Cardinal on Dogwood Journal
The following description appears on the inside cover of your journal.
Cardinal on Dogwood (Cardinalis cardinalis)
These birds are named for the cardinals of the Roman Catholic church with their bright red robes. With vivid red plumage and clear whistled songs, the cardinal is a backyard favorite. Cardinals add cheer to our winter landscape with their color as they often remain on their breeding territory year-round. Cardinals are residents in the eastern half of the U.S. and are currently expanding their range northward and into the southwest. They inhabit forests, shrublands, parks, suburbs and backyards. Cardinals usually build their nests in dense thickets. Their primary diet is fruits, seeds and insects. Cardinals are common visitors at winter feeding stations.
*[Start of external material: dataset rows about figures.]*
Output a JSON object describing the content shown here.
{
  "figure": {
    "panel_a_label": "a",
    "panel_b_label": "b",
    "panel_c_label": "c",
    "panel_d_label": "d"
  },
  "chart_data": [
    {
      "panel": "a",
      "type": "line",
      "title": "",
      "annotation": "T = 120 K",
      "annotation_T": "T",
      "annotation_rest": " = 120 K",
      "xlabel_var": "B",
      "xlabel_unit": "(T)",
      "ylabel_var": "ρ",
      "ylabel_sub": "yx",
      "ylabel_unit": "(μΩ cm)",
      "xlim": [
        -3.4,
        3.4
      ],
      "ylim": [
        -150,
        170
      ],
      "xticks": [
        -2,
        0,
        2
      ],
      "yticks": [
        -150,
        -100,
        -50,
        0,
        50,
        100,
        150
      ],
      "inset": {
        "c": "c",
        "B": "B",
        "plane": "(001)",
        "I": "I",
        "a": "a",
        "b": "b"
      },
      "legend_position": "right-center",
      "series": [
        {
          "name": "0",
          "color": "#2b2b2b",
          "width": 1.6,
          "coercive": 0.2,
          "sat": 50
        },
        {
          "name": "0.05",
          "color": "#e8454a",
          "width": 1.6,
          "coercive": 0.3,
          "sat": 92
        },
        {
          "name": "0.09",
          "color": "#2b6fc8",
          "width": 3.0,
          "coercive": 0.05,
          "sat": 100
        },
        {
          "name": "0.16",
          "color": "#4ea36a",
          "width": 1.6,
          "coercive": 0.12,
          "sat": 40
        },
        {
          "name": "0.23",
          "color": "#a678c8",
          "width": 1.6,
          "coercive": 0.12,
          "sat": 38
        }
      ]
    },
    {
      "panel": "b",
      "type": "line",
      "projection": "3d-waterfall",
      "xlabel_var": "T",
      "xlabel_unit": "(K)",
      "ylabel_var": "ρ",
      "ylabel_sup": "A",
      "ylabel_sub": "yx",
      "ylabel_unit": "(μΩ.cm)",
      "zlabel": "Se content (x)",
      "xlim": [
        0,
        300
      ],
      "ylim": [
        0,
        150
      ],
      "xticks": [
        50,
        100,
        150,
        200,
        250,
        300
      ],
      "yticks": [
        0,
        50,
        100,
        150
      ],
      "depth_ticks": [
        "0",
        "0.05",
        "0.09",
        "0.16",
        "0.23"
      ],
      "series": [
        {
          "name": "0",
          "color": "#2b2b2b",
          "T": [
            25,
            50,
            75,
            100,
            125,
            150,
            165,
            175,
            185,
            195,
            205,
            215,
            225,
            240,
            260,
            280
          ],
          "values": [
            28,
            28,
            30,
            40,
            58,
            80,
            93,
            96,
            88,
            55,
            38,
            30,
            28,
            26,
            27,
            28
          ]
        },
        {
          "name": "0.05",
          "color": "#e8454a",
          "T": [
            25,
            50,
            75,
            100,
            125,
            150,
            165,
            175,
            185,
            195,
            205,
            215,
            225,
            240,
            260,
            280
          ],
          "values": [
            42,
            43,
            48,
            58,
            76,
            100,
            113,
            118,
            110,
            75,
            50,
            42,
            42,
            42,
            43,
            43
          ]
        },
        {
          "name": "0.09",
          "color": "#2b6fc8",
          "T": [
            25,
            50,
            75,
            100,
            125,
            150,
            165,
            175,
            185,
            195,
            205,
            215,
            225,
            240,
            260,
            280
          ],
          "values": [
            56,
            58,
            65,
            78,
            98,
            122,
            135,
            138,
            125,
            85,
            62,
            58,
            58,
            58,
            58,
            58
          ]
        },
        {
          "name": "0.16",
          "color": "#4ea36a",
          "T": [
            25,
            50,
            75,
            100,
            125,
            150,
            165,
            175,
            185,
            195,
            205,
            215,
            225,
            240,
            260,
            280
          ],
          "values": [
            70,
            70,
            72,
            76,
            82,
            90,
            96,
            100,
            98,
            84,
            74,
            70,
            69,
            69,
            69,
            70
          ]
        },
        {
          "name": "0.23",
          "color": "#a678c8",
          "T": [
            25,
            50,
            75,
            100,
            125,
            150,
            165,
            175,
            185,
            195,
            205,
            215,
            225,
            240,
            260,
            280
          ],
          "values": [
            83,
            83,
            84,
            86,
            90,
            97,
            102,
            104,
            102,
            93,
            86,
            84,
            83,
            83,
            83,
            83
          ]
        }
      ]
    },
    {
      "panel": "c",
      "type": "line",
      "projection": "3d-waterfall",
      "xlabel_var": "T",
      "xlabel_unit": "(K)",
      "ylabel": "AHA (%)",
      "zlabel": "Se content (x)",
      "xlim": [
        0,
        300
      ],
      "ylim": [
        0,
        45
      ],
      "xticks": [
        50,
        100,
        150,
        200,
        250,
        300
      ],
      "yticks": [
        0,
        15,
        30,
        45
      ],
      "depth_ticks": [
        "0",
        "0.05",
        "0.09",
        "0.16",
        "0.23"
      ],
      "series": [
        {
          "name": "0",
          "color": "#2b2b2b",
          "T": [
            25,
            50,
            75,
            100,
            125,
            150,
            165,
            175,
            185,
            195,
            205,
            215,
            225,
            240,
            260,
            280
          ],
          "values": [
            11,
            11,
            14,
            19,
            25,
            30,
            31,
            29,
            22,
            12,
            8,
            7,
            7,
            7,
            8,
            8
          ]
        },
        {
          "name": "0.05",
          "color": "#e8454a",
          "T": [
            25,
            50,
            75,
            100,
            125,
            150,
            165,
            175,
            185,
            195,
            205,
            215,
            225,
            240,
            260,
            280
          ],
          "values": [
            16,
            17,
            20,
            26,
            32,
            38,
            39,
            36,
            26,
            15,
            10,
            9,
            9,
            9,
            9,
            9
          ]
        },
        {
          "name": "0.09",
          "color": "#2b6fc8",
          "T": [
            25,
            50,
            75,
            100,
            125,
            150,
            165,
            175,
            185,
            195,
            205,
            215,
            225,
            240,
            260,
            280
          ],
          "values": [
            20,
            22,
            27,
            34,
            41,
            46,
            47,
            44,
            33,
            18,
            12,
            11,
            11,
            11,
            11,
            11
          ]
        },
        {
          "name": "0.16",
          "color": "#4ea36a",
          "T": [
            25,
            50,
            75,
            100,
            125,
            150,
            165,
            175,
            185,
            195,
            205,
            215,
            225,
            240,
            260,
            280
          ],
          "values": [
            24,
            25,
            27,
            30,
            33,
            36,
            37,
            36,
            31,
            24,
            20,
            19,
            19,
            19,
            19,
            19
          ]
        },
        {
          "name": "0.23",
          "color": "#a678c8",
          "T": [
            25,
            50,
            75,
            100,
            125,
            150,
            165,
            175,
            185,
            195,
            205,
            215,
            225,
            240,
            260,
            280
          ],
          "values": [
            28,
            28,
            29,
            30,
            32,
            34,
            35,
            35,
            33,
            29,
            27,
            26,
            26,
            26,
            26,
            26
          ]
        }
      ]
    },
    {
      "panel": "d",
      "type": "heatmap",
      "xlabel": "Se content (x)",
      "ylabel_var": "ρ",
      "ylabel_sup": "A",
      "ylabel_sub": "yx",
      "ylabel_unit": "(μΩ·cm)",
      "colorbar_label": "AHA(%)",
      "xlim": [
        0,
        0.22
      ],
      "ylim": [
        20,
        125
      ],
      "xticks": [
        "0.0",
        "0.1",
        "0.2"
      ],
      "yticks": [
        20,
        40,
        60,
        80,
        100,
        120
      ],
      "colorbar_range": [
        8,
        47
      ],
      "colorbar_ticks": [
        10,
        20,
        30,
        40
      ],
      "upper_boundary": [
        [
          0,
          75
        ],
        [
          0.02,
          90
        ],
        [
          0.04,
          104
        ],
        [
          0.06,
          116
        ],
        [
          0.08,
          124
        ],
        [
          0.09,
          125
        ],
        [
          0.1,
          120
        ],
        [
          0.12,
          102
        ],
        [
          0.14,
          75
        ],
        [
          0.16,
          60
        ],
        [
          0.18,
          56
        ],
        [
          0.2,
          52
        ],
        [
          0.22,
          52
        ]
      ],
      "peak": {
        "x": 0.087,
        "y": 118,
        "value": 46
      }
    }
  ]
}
Cardinals not only mate for life, they remain together for the whole year. The adult male is red overall with a black face and chin. His red crest can be raised and lowered at will. Females are grey-brown with a reddish tinge to her crest, wings and tail. Males are strongly territorial. Females build the nest alone with the male in close proximity exuberant in song. Both sexes have red bills and sing clear, slurred, whistled phrases that are repeated several times. Each individual has a vocabulary of several phrase types which it combines into different songs. One common song pattern resembles purdy, purdy, purdy…whoit, whoit, whoit.? Another one sounds like what-cheer, what-cheer…wheet, wheet, wheet, wheet.? The alternating songs heard in the spring are as likely to be from a courting pair as from rival males proclaiming territory.
Cardinals remind us to add color to our lives!